The menus have continued to grow over the years, and there are now thousands of wagering options on the Super Bowl. Kornegay said props now account for 68 percent of the Super Bowl betting handle, or amount of money wagered on the game.

House doesn’t always win

Nevada’s Super Bowl handle surpassed $100 million for the first time in 2014 ($119.4 million) and has eclipsed that mark in 10 consecutive years.
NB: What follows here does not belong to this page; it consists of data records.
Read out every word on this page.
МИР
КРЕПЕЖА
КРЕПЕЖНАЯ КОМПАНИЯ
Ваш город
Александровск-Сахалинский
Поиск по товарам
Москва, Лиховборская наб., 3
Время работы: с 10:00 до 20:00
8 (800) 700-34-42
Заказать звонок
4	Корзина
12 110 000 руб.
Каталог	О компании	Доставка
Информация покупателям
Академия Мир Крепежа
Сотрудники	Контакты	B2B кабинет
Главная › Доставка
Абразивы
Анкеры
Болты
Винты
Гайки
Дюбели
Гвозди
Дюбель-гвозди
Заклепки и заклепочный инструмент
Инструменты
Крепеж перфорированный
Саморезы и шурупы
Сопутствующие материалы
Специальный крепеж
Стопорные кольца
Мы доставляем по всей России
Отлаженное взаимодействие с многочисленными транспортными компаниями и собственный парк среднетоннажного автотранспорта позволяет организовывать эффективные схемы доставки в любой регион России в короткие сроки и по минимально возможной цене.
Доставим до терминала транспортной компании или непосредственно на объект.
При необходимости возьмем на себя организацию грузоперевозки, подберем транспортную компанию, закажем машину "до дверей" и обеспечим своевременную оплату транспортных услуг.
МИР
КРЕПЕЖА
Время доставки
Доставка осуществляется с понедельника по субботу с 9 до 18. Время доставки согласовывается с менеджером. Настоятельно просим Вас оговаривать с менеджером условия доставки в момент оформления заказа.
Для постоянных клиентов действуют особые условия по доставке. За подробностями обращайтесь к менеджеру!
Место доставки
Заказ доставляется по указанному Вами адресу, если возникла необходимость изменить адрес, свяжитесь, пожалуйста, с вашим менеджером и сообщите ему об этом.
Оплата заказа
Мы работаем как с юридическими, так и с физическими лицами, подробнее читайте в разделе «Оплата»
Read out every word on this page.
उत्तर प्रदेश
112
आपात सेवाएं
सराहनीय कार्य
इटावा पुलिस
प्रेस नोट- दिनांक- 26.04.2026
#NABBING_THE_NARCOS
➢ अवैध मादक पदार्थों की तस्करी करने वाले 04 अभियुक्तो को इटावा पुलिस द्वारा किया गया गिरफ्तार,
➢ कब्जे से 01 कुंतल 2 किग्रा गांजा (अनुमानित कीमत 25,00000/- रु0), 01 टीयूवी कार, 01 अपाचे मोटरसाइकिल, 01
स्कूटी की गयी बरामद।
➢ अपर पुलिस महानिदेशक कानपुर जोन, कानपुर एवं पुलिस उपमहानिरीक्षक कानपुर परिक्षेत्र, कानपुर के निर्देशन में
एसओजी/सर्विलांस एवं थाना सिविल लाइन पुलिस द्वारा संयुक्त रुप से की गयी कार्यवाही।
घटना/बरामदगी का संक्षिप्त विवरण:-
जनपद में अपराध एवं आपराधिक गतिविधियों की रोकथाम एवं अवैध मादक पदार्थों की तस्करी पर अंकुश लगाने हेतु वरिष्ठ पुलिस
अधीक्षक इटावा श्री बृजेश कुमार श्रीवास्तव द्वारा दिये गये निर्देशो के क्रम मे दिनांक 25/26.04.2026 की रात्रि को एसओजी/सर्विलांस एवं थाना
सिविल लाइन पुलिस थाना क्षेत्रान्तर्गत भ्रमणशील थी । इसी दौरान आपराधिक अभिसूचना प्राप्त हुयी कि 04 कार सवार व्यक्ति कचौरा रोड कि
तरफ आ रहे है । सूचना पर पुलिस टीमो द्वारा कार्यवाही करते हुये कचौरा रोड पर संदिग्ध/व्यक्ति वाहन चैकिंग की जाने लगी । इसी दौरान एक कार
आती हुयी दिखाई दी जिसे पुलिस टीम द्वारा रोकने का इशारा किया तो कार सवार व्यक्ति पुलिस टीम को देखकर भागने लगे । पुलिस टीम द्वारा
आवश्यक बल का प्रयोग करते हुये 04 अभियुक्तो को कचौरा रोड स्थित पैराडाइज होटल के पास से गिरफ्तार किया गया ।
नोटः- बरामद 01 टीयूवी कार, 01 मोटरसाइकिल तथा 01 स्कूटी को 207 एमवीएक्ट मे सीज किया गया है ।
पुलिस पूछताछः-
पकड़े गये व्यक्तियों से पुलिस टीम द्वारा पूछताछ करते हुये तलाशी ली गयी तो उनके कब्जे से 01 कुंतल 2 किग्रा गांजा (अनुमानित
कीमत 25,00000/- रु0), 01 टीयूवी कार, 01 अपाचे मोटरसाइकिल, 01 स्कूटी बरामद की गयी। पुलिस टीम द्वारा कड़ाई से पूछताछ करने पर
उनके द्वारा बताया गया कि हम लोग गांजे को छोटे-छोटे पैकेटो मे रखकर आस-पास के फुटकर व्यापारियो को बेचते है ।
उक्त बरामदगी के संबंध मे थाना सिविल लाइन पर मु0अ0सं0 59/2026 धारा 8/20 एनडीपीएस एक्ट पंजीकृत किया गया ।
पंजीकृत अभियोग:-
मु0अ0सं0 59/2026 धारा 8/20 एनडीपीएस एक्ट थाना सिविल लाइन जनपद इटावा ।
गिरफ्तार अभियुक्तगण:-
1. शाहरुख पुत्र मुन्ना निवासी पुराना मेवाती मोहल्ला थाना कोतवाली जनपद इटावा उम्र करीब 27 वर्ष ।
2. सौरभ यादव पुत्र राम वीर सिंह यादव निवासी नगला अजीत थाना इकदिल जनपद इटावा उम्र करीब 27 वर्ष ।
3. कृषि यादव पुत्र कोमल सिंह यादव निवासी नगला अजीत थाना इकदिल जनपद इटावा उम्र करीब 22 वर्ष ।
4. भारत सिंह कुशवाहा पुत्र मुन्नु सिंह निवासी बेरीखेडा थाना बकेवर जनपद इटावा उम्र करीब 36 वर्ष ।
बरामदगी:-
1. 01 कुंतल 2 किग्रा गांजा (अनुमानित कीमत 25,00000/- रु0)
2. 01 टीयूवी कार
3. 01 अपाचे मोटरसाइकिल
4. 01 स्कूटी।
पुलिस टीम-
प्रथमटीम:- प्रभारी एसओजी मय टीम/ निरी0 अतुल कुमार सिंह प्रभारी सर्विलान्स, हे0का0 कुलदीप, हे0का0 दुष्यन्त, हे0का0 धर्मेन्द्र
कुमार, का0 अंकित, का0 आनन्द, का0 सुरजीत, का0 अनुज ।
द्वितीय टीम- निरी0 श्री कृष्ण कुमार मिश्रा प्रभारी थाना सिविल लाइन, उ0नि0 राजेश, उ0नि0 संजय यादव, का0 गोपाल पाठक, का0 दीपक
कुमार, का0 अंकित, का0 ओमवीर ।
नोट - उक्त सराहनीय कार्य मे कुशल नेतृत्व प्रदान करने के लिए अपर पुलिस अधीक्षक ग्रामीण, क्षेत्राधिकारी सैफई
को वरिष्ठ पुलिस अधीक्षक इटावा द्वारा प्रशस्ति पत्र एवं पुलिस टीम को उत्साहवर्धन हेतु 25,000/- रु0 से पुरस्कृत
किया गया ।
The state’s books have lost money on only two Super Bowls since the Nevada Gaming Control Board started tracking bets on the game in 1991.

The Niners dealt books their first loss in 1995. Bettors also beat the books in the 2008 Super Bowl, when the New York Giants ruined the New England Patriots’ bid for a 19-0 season in a 17-14 upset as 12-point underdogs.

Books won on the 2017 Super Bowl, but took a hit on the relatively new innovation of in-play wagering — made easy by the proliferation of mobile sports betting apps — when the Patriots stormed back from a 28-3 second-half deficit in a 34-28 overtime win over the Falcons.

William Hill bettors alone cashed 159 in-play wagers on New England at odds of 10-1 or greater.

“In-play was the killer,” then-William Hill sportsbook director Nick Bogdanovich said after the game. “Everybody was taking the big plus-price on New England when they were down 28-3. Any time a real good team gets down in any sport, it’s always bad.”

Same-game parlays are one of the latest popular sports betting innovations that will be offered by Las Vegas books for Super Bowl 58.

Legalize it

In 2018, the Supreme Court paved the way for other states to take wagers when it struck down the federal ban on sports betting. More than $300 billion has been bet at American sportsbooks since that landmark decision, and gambling on sports is now legal in 38 states.

Despite the rapid spread of legal sports betting, Nevada books have continued to flourish, generating a record Super Bowl handle of $179.8 million in 2022.

The handle dipped to $153.2 million last year, when, for the first time, the Super Bowl took place in a state with legal sports betting in Arizona.

But Nevada bookmakers expect the state to set a new record handle in the first Super Bowl in the world’s gambling capital.

In conversations with 15 longtime Las Vegas oddsmakers, 14 said they never thought the city would host the Super Bowl. The one true believer was Michael “Roxy” Roxborough, America’s preeminent oddsmaker in the 1980s and 1990s.

“I learned years ago to ‘never say never’ when it comes to what Las Vegas can do,” he said. “If somebody told me Las Vegas would host a presidential inauguration or a Mars launch, I wouldn’t bet against it.”